Q: Can my Corporate vehicles be effected (repo) if there is a default on our corporate credit cards?
A:
Your best answer to that question starts with the wording, particularly the default provisions, of your Security Agreements with each lender. Often, one of the provisions enables the secured lender to declare a default and accelerate the debt "if/when the lender feels insecure". A default on credit card debt probably qualifies as a trigger event for the lender to "feel insecure".
Results may differ with different lenders. In this environment, most lenders just want money, not used cars, not real estate or other collateral, and not the maintenance/upkeep or prepare for sale out of pocket costs that go with repos.

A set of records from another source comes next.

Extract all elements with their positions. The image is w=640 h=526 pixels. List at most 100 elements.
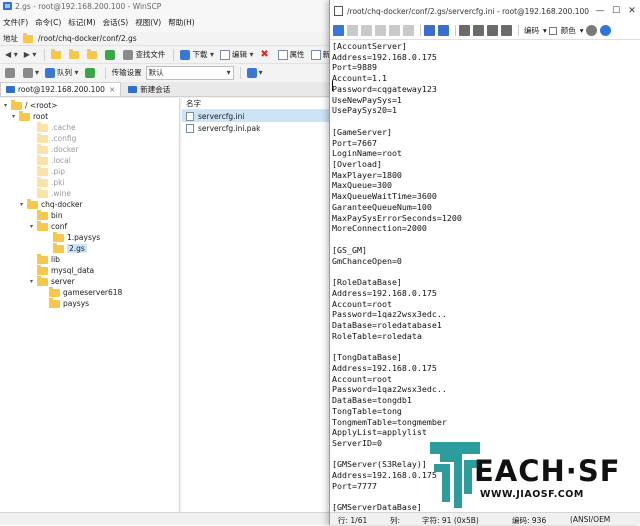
tree-item[interactable]: lib	[30, 253, 60, 265]
code-line: TongTable=tong	[332, 405, 402, 416]
menu-session[interactable]: 会话(S)	[103, 17, 129, 28]
tree-item[interactable]: .local	[30, 154, 71, 166]
menu-file[interactable]: 文件(F)	[3, 17, 28, 28]
tree-item[interactable]: paysys	[42, 297, 89, 309]
file-list[interactable]: 名字 servercfg.ini servercfg.ini.pak	[182, 98, 330, 512]
minimize-button[interactable]: —	[592, 6, 608, 16]
view-button[interactable]: ▾	[21, 66, 41, 80]
expand-toggle-icon[interactable]: ▾	[12, 113, 19, 120]
close-icon[interactable]: ×	[109, 85, 115, 94]
tree-item[interactable]: .pki	[30, 176, 65, 188]
watermark-url: WWW.JIAOSF.COM	[480, 489, 584, 500]
tree-item[interactable]: mysql_data	[30, 264, 94, 276]
tree-item[interactable]: .config	[30, 132, 76, 144]
transfer-mode-select[interactable]: 默认 ▾	[145, 65, 234, 80]
edit-button[interactable]: 编辑 ▾	[218, 48, 256, 62]
editor-text-area[interactable]: [AccountServer] Address=192.168.0.175 Port…	[330, 40, 640, 512]
sync-button[interactable]	[83, 66, 99, 80]
folder-icon	[37, 220, 48, 231]
tree-item[interactable]: ▾ server	[30, 275, 75, 287]
tree-item[interactable]: ▾ chq-docker	[20, 198, 83, 210]
transfer-settings-label: 传输设置	[111, 68, 142, 77]
toolbar-separator	[455, 25, 456, 36]
code-line: MaxPlayer=1800	[332, 169, 402, 180]
close-button[interactable]: ✕	[624, 6, 640, 16]
color-dropdown-icon[interactable]: ▾	[580, 26, 584, 35]
folder-icon	[37, 275, 48, 286]
queue-button[interactable]: 队列 ▾	[43, 66, 81, 80]
expand-toggle-icon[interactable]: ▾	[20, 201, 27, 208]
parent-dir-button[interactable]	[49, 48, 65, 62]
menu-view[interactable]: 视图(V)	[135, 17, 161, 28]
tree-item[interactable]: ▾ root	[12, 110, 48, 122]
root-dir-button[interactable]	[67, 48, 83, 62]
address-path[interactable]: /root/chq-docker/conf/2.gs	[38, 34, 137, 43]
find-files-button[interactable]: 查找文件	[121, 48, 167, 62]
save-icon[interactable]	[333, 25, 344, 36]
preferences-button[interactable]	[3, 66, 19, 80]
delete-button[interactable]: ✖	[258, 48, 274, 62]
copy-icon[interactable]	[361, 25, 372, 36]
column-header-name[interactable]: 名字	[182, 98, 330, 110]
find-next-icon[interactable]	[487, 25, 498, 36]
tree-item[interactable]: bin	[30, 209, 63, 221]
code-line: Address=192.168.0.175	[332, 362, 437, 373]
expand-toggle-icon[interactable]: ▾	[30, 223, 37, 230]
expand-toggle-icon[interactable]: ▾	[4, 102, 11, 109]
home-dir-button[interactable]	[85, 48, 101, 62]
editor-window: /root/chq-docker/conf/2.gs/servercfg.ini…	[329, 0, 640, 525]
help-icon[interactable]	[599, 25, 611, 36]
tree-item[interactable]: .cache	[30, 121, 76, 133]
transfer-mode-value: 默认	[148, 68, 164, 77]
paste-icon[interactable]	[375, 25, 386, 36]
code-line: Address=192.168.0.175	[332, 51, 437, 62]
file-row[interactable]: servercfg.ini	[182, 110, 330, 122]
tree-item[interactable]: .pip	[30, 165, 65, 177]
tree-item[interactable]: 2.gs	[46, 242, 87, 254]
tree-item[interactable]: .wine	[30, 187, 71, 199]
menu-mark[interactable]: 标记(M)	[68, 17, 95, 28]
tree-item-label: .pip	[51, 167, 65, 176]
code-line: Password=cqgateway123	[332, 83, 437, 94]
tab-new-session[interactable]: 新建会话	[123, 82, 175, 96]
properties-button[interactable]: 属性	[276, 48, 307, 62]
menu-help[interactable]: 帮助(H)	[168, 17, 195, 28]
edit-icon	[220, 49, 230, 60]
maximize-button[interactable]: ☐	[608, 6, 624, 16]
encoding-dropdown-icon[interactable]: ▾	[543, 26, 547, 35]
editor-title: /root/chq-docker/conf/2.gs/servercfg.ini…	[347, 6, 592, 16]
expand-toggle-icon[interactable]: ▾	[30, 278, 37, 285]
tab-new-session-label: 新建会话	[140, 84, 171, 94]
menu-command[interactable]: 命令(C)	[35, 17, 61, 28]
download-button[interactable]: 下载 ▾	[178, 48, 216, 62]
tab-session[interactable]: root@192.168.200.100 ×	[0, 82, 122, 96]
tree-item[interactable]: gameserver618	[42, 286, 123, 298]
code-line: LoginName=root	[332, 148, 402, 159]
tree-item[interactable]: .docker	[30, 143, 79, 155]
tree-item-label: gameserver618	[63, 288, 123, 297]
tree-item[interactable]: ▾ / <root>	[4, 99, 58, 111]
synchronize-button[interactable]: ▾	[245, 66, 265, 80]
replace-icon[interactable]	[473, 25, 484, 36]
gear-icon[interactable]	[585, 25, 597, 36]
undo-icon[interactable]	[424, 25, 435, 36]
delete-icon[interactable]	[389, 25, 400, 36]
encoding-button[interactable]: 编码	[524, 25, 539, 36]
folder-icon	[37, 264, 48, 275]
color-checkbox[interactable]	[548, 26, 557, 35]
goto-line-icon[interactable]	[501, 25, 512, 36]
tree-item-label: .docker	[51, 145, 79, 154]
file-row[interactable]: servercfg.ini.pak	[182, 122, 330, 134]
back-button[interactable]: ◀ ▾	[3, 48, 20, 62]
tree-item[interactable]: ▾ conf	[30, 220, 67, 232]
forward-button[interactable]: ▶ ▾	[22, 48, 39, 62]
redo-icon[interactable]	[438, 25, 449, 36]
code-line: Account=root	[332, 298, 392, 309]
find-icon[interactable]	[459, 25, 470, 36]
cut-icon[interactable]	[347, 25, 358, 36]
select-all-icon[interactable]	[403, 25, 414, 36]
tree-item[interactable]: 1.paysys	[46, 231, 100, 243]
properties-label: 属性	[289, 50, 305, 59]
directory-tree[interactable]: ▾ / <root> ▾ root .cache .config .docker .local…	[0, 98, 180, 512]
refresh-button[interactable]	[103, 48, 119, 62]
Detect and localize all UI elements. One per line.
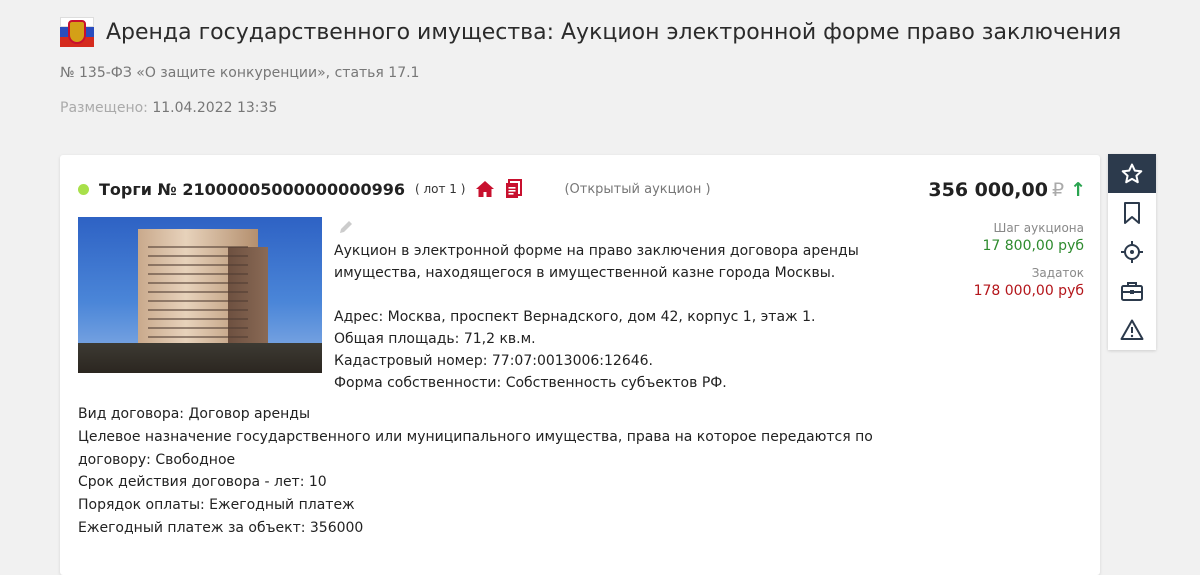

Talk to your lender! A hallmark of the debtor in trouble is that the debtors go quiet, as if in a bunker, and they often stop answering the phone or opening the mail because it's all just bad news. The lender has few options, other than a few collecting phone calls or letters, short of foreclosure through some lawyer. Lenders/financial institutions hate to spend money; but they smile when cash comes in the door (through loan repayments, or deposits, etc.) Most lenders really want a "performing asset", e.g., a loan that pays every month, that looks good on periodic financial reports, and thus tends to raise stock prices.
The debtors, usually, are the ones with fewer rules, and craft debt solutions with any lender that the lender probably can't generate. Besides, a troubled loan, e.g., one in default, is a thorn in the side of the responsible VP at the lender, and his supervisor is expecting that guy to come up with a solution. A debtor's proposal for cure is almost always welcome by that V-P, whether it flies or not. Be prepared, of course, to negotiate.
At the very least, a debtor's proposal buys time. In itself, sometimes, the passage of time enables a debtor to sweeten a proposal or do a pay-off, or sale.
Like all "legal documents", Security Agreements were drafter by lawyers. Have an experienced lawyer licensed in your jurisdiction review and explain your rights under the existing documentation, then use that representative to spearhead your dealings with your banks.